Adri Zulpianto  juga mengungkapkan, bahwa dengan berubahnya kebijakan penggunaan kartu Bekasi sehat pasca Pemilukada kota Bekasi, memunculkan dugaan kuat bahwa program yang muncul menjelang Pemilihan kepala daerah (pilkada) Kota Bekasi yang lalu tersebut merupakan program sesaat yang hanya di fungsikan untuk pencitraan, dan di luncurkan tanpa persiapan yang matang.

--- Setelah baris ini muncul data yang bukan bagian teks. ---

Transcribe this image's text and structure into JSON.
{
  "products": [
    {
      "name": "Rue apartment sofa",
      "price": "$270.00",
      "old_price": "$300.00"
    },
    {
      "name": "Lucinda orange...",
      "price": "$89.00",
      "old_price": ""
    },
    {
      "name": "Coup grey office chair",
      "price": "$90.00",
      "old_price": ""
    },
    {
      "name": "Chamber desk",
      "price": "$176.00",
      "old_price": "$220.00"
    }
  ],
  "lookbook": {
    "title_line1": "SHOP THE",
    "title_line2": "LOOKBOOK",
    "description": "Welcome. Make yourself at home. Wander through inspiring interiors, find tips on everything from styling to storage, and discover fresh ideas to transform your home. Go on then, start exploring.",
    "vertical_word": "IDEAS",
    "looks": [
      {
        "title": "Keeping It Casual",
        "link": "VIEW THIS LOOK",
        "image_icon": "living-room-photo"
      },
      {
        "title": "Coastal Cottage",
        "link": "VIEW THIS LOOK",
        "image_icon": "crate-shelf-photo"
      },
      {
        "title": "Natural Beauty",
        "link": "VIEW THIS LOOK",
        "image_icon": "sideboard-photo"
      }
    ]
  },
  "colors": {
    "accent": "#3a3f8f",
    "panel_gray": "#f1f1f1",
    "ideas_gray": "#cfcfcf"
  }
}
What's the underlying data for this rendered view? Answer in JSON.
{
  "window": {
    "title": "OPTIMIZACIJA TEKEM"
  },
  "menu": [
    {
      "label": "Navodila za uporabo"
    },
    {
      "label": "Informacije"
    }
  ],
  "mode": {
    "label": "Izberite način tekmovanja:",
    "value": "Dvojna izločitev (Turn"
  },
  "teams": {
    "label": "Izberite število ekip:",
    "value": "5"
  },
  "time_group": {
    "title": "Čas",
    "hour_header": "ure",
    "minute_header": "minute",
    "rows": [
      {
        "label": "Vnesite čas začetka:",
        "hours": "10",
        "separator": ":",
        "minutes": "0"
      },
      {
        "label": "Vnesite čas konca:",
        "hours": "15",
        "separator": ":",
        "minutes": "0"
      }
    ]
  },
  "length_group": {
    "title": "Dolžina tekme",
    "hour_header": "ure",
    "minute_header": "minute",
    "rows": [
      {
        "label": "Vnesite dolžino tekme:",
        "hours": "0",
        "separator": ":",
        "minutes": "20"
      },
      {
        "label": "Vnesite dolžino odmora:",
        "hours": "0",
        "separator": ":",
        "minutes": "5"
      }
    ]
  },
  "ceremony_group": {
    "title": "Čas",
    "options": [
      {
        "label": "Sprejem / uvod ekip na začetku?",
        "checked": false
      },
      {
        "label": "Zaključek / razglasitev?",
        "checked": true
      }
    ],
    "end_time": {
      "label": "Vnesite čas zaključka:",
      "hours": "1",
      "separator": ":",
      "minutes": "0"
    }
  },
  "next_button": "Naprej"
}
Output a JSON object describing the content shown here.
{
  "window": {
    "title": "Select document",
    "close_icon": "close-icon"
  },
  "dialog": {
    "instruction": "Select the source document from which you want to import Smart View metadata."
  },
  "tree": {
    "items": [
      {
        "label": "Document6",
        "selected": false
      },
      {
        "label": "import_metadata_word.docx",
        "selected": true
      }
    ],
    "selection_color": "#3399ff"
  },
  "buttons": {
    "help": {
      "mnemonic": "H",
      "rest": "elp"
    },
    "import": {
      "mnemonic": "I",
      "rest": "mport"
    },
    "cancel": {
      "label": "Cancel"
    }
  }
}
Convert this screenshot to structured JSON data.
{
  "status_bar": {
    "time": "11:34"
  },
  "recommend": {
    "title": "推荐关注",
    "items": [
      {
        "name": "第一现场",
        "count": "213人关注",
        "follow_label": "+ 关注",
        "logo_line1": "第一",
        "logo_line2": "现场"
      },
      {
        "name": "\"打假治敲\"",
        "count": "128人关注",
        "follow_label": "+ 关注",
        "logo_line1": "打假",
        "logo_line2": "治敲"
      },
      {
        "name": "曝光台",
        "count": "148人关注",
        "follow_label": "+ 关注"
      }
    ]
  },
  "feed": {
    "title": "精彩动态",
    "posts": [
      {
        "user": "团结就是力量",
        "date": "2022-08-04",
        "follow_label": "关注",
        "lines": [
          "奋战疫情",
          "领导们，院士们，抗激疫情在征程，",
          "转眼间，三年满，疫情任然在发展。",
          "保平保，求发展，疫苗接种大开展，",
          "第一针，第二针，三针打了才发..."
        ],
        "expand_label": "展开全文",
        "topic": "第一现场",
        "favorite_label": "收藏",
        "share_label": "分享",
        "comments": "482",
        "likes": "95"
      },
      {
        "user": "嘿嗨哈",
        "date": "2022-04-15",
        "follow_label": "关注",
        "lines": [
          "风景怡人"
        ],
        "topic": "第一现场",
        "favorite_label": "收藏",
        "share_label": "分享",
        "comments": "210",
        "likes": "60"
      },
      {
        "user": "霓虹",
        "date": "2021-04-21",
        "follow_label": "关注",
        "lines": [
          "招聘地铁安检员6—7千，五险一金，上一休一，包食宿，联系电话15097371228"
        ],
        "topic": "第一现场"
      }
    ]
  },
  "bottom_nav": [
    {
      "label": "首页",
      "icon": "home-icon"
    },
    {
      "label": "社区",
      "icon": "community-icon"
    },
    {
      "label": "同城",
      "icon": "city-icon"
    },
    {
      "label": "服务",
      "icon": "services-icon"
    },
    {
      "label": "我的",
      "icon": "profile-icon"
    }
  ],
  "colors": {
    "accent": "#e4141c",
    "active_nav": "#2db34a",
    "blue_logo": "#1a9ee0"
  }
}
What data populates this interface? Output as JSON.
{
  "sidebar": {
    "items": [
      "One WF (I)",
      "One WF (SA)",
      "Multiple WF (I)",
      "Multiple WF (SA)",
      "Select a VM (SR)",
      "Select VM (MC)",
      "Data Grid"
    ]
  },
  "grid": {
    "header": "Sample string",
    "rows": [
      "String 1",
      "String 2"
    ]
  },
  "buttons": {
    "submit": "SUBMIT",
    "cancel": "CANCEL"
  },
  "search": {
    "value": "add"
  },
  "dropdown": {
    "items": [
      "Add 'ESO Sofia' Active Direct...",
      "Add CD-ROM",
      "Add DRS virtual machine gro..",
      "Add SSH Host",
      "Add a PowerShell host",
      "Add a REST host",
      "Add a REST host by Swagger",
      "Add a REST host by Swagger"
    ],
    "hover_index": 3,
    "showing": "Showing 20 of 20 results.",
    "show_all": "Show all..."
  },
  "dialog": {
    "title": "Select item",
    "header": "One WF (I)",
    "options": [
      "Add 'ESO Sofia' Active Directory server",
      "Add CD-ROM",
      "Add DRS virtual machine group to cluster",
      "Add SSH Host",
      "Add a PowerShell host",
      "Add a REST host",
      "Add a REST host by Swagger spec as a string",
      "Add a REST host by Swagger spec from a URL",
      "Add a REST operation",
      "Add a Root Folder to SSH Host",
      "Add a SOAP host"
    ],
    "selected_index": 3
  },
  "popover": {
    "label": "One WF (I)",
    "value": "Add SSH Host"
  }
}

“Maka, Kaki Publik mempertanyakan dasar dari perubahan pengguna kartu Bekasi sehat,”  imbuhnya

Menurut Adri Zulpianto, jangan sampai perubahan tersebut tidak memiliki dasar hukum yang jelas dan tidak memiliki kepastian hukum bagi pengguna Kartu Bekasi Sehat, sehingga aturannya dapat diubah-ubah tergantung selera penguasa Kota Bekasi.

"Anehnya, semakin besar anggarannya untuk program Kartu Bekasi Sehat ini, justru program Kartu Bekasi Sehat malah semakin mengurangi penggunanya, bukan memperbanyak dan memperbaiki fasilitasnya," pungkas Adri.

Adri Zulpianto  meminta agar memperhatikan kebijakan yang tidak hanya berdasarkan pencitraan, tapi juga konsekuensinya terhadap penggunaan anggaran dan sebab akibat yang dapat merugikan masyarakat.

“Jangan jadikan masyarakat sebagai alat untuk menarik simpati pemilu, setelah pemilu, justru masyarakat menjadi korban program pencitraan.” tutup Adri. (Martinus).